Kirk Knight – « Start Running »
La chute est raide avec le titre suivant: « Brokeland ». Comme je vous l’ai précisé plus tôt, ce morceau fait partie des bangers de l’album. Kirk y exhibe un flow beaucoup plus percutant. Sa voix semble presque au bord de la rupture. « Brokeland » est ultra tendu, à l’image de Brooklyn, le quartier auquel fait référence Kirian Labarrie pendant ces 2 minutes 30. L’entrée en jeu de Joey Bada$$, c’est sur « 5 Minutes », le quatrième titre de l’album. Tout le monde l’attendait, et celui qui fera sans nul doute partie des meilleurs emcees de 2015 ne déçoit pas. Joey donne le meilleur de lui-même en featuring, c’est ce qui fait sa force. On retrouve la star sur la toute dernière piste de Late Night Special, le fameux « Good Knight », banger étrangement placé en fin d’album.
Parmi les participations très remarquées, celle de Thundercat surprend un peu. On est plus habitué à voir le bassiste virtuose en compagnie de Flylo ou Kendrick Lamar qu’avec la nouvelle génération de rappeurs east coast. Cependant sur le très mélancolique « Dead Friends », son toucher de velours est tout à fait à sa place. Mais la vraie performance, le featuring qui fait la différence, c’est la contribution de Mick Jenkins sur « I Know », morceau qui constitue le sommet émotionnel de l’album. Il apporte une preuve de plus qu’un bon flow n’est pas nécessairement un flow rapide, et qu’on peut faire beaucoup de choses avec des rimes internes, des variations de rythme et des oscillations de voix. « I Know » est aussi un des morceaux les mieux produits du disque. Kirk Knight n’hésite pas à sortir la grosse artillerie.
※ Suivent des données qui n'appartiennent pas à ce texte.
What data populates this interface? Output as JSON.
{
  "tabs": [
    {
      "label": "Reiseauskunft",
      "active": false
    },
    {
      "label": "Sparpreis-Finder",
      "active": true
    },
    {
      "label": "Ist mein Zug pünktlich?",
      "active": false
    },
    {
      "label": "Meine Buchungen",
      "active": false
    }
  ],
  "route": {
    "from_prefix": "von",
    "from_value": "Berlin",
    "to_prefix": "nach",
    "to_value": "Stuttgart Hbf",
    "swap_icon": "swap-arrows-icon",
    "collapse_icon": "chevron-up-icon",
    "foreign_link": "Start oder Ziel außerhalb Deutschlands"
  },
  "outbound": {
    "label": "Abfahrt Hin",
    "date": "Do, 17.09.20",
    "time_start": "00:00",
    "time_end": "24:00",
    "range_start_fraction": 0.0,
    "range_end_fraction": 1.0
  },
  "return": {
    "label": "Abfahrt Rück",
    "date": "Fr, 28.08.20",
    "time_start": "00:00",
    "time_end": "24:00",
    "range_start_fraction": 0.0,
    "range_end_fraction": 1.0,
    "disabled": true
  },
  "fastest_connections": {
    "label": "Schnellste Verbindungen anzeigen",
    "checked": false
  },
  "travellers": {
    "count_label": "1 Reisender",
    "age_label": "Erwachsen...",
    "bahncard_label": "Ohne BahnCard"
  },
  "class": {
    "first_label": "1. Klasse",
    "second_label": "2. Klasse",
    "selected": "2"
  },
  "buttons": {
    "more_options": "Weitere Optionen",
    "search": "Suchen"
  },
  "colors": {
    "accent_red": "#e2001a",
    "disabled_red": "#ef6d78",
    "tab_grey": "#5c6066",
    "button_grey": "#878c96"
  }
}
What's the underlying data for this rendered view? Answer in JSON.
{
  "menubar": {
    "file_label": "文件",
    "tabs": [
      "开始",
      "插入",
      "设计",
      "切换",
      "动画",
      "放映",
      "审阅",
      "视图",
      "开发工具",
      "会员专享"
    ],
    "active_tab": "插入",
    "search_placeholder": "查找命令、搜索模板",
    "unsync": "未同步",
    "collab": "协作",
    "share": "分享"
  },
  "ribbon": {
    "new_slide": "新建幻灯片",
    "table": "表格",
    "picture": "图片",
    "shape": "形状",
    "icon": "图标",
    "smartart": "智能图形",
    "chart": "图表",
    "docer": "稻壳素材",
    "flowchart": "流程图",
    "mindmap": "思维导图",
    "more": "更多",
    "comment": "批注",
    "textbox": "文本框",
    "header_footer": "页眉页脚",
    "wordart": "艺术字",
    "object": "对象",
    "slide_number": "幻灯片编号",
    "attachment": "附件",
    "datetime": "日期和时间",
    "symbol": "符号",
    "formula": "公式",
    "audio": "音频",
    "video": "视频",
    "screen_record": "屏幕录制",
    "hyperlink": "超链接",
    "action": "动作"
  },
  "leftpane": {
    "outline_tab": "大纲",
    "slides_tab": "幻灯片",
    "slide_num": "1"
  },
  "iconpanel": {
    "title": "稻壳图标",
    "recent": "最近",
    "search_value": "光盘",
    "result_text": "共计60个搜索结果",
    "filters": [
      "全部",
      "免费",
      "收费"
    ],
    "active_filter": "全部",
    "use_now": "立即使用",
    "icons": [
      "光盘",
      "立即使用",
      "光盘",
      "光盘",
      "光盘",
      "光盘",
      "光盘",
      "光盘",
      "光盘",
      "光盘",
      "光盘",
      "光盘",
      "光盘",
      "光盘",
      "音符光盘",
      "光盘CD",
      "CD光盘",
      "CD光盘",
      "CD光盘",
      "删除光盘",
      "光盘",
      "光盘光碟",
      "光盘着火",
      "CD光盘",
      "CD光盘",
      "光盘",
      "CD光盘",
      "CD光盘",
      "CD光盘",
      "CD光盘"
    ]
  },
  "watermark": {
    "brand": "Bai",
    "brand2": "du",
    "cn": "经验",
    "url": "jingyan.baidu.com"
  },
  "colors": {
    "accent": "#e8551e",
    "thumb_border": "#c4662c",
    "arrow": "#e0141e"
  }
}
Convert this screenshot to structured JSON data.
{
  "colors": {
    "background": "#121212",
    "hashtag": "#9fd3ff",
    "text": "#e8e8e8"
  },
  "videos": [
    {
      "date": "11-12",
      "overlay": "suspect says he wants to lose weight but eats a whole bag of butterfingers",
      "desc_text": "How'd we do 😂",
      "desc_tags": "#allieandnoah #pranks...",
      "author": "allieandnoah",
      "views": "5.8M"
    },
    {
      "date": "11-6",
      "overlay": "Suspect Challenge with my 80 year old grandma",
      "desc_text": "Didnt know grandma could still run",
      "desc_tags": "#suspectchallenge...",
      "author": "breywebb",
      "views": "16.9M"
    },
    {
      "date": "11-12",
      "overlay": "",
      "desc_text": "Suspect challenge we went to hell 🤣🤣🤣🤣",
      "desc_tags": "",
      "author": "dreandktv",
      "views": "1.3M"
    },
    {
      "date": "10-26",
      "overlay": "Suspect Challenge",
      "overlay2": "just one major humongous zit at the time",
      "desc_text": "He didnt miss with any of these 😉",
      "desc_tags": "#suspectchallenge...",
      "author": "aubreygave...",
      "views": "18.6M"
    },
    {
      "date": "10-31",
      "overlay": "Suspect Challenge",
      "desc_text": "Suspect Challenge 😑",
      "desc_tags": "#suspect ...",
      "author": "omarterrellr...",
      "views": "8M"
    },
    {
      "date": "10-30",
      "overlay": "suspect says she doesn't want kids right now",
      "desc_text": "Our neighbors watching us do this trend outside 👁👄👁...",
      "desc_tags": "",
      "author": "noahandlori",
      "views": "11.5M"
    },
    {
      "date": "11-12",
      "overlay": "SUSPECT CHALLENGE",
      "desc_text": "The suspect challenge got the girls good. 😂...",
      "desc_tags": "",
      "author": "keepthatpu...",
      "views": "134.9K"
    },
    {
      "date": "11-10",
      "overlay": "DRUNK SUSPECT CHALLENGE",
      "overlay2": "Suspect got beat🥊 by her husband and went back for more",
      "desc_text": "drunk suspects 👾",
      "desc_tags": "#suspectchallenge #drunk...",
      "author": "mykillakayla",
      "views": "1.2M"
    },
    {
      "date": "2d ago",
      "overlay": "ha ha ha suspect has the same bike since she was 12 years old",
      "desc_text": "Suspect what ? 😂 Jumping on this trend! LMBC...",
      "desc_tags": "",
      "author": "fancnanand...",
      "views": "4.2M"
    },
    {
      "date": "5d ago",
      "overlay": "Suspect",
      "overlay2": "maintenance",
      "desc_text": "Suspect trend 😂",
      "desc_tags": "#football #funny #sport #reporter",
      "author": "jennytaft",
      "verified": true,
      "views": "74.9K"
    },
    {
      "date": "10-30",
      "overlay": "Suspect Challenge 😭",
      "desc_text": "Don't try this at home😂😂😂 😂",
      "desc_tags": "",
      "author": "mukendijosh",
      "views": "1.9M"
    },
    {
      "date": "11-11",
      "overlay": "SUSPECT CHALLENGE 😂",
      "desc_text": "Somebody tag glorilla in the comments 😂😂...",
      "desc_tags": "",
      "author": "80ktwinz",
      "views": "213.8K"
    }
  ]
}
Il enveloppe ce texte saisissant sur la dépression et la détresse dans un épais cocon de choeurs, d’orgue et de basse.
« This ain’t softball, holes in your clothes / These ain’t moth balls / Switch the style up / It was south pole / And now it’s South Paw / You can fight me now! »
Mick Jenkins – « I Know »
Kirk Knight a vraiment fourni un très gros effort sur la production de son album. Les instrus, lentes et aériennes dans l’ensemble, collent parfaitement à l’univers nocturne et mélancolique dépeint dans ses textes. Il n’a été aidé que sur trois morceaux par Thundercat et THEMpeople. Late Knight Special est pour lui l’occasion de sortir de l’ombre, et lui permet de s’affirmer à la fois en tant que producteur et rappeur. Même si tout n’est pas parfait et que quelques titres sont un peu insipides (« Scorpio », « Down », « All For Nothing »), cet album frappe un grand coup et confirme la prééminence du crew Pro Era sur la scène new yorkaise. La carrière de Kirk pourrait bien changer, c’est en tout cas tout le mal qu’on lui souhaite.